Strong Beach!
Back when my friend Makana and I shot my videos for the Vic Firth Hybrid’s feature, we also recorded some other stuff that I never did anything with. Here’s a video we shot that day of me playing through a piece called “Strong Beach”.
In 1995, I taught the newly formed Long Beach City College drum line under Tom Float. I also played in the line as center snare. At that time, the school didn’t have enough drums for a full line so most of the line would bring their own. When word got out that Tom was teaching at LBCC, great players just started showing up. When we first started, we were really a reading drum line. Tom would hand out some of his drum solo classics like “Paradox” or “The Devil Went Down to Georgia”, and we would read them down and play them at the end of the night. We had lots of recent age-outs from Blue Devils, and also guys from the University of North Texas that were flying out to march Velvet Knights that summer. It was definitely a line full of talent. We had so much talent that I really wanted to challenge these guys to play some material that I had never had the chance to play in a line.

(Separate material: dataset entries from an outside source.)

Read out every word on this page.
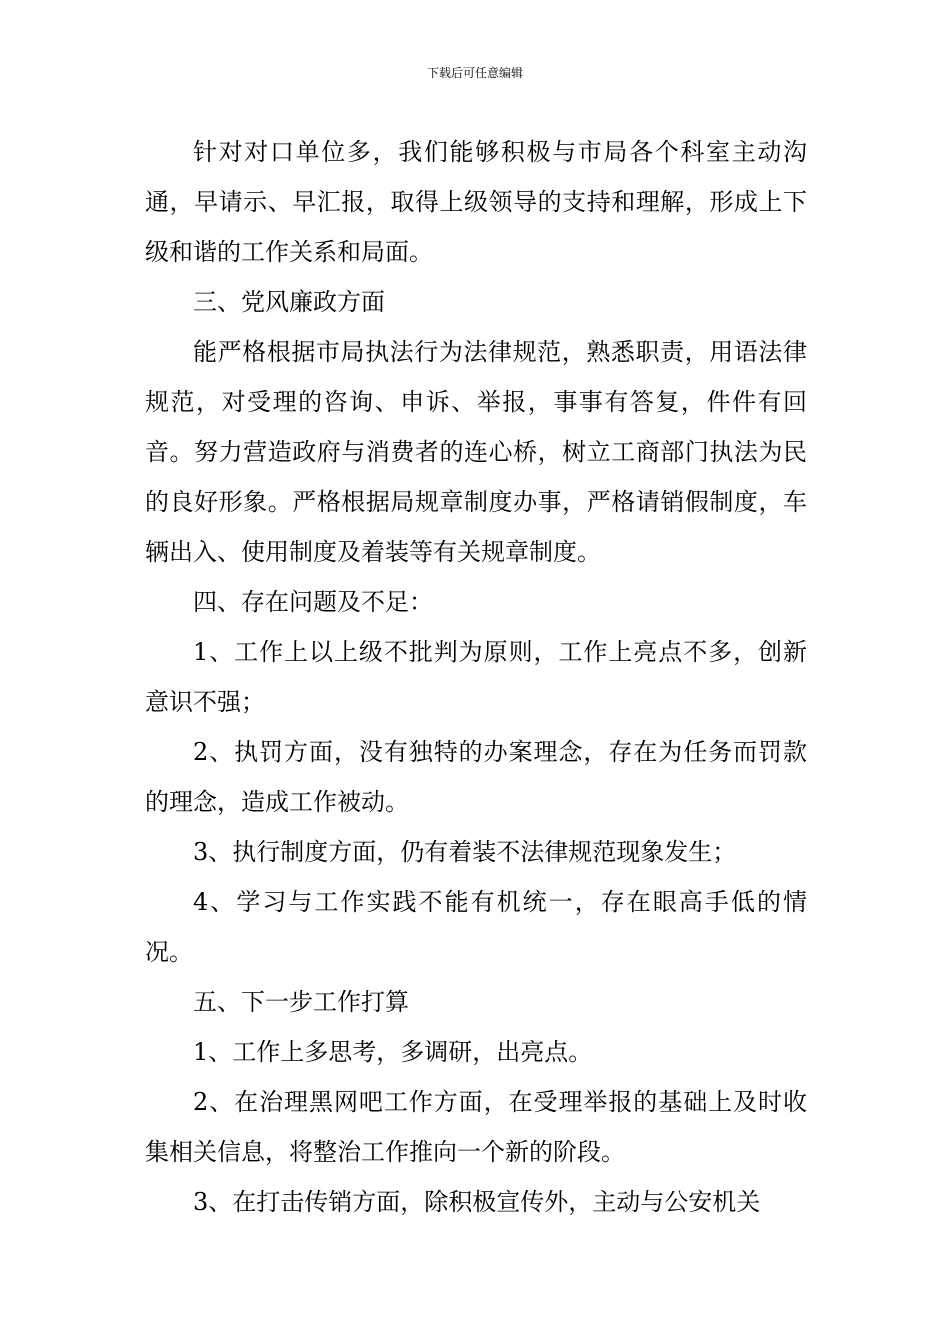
下载后可任意编辑

针对对口单位多，我们能够积极与市局各个科室主动沟通，早请示、早汇报，取得上级领导的支持和理解，形成上下级和谐的工作关系和局面。

三、党风廉政方面

能严格根据市局执法行为法律规范，熟悉职责，用语法律规范，对受理的咨询、申诉、举报，事事有答复，件件有回音。努力营造政府与消费者的连心桥，树立工商部门执法为民的良好形象。严格根据局规章制度办事，严格请销假制度，车辆出入、使用制度及着装等有关规章制度。

四、存在问题及不足：

1、工作上以上级不批判为原则，工作上亮点不多，创新意识不强；

2、执罚方面，没有独特的办案理念，存在为任务而罚款的理念，造成工作被动。

3、执行制度方面，仍有着装不法律规范现象发生；

4、学习与工作实践不能有机统一，存在眼高手低的情况。

五、下一步工作打算

1、工作上多思考，多调研，出亮点。

2、在治理黑网吧工作方面，在受理举报的基础上及时收集相关信息，将整治工作推向一个新的阶段。

3、在打击传销方面，除积极宣传外，主动与公安机关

The first version of this Ram was called ‘Wrong Beach’. I had lots of crazy odd time signatures all over the place, and a weird ride cymbal section in the middle to show off some independence. It was maybe a little too weird, because no one ever learned it. Years later, I had an epiphany. It was all about 4/4 time. I thought that in the marching activity at that time, there was a lot more emphasis on odd time groupings than on syncopation. That’s not to say you can’t be syncopated in odd time, but to me, it just felt like people were muddying their waters to make them appear deep, as if writing a passage in 15/16 time was some kind of major accomplishment. I wanted the things that I wrote to be able to be played with music that I liked, so that I could work on my connection to the quarter note pulse. You know... Groove.
I went back and re-wrote the piece and changed everything to be in 4/4, except a phrase or two that I couldn’t figure out how to beam without changing the time signature. Those phrases sill add up to bars of 4/4 when you add up all the counts. I had to keep those measures in different time signatures because of the ‘over the bar’ groupings, and the limits of the notation software. I named the new version “Strong Beach”.
Towards the end, there’s a phrase with a sextuplet that begins on the “A” of beat two and ends on the “A” of beat three in the 16th-Based Version. The way it is written may be confusing at first. Usually sextuplets will start on a downbeat or an upbeat. It may feel awkward at first, but once it’s mastered, that phrase flows nicely.
I was listening to a lot of Stevie Wonder at the time of the rewrite, and some of that made it into the piece. Try playing this along with “Superstition” by Stevie Wonder and you may be able to notice some rhythmic connections.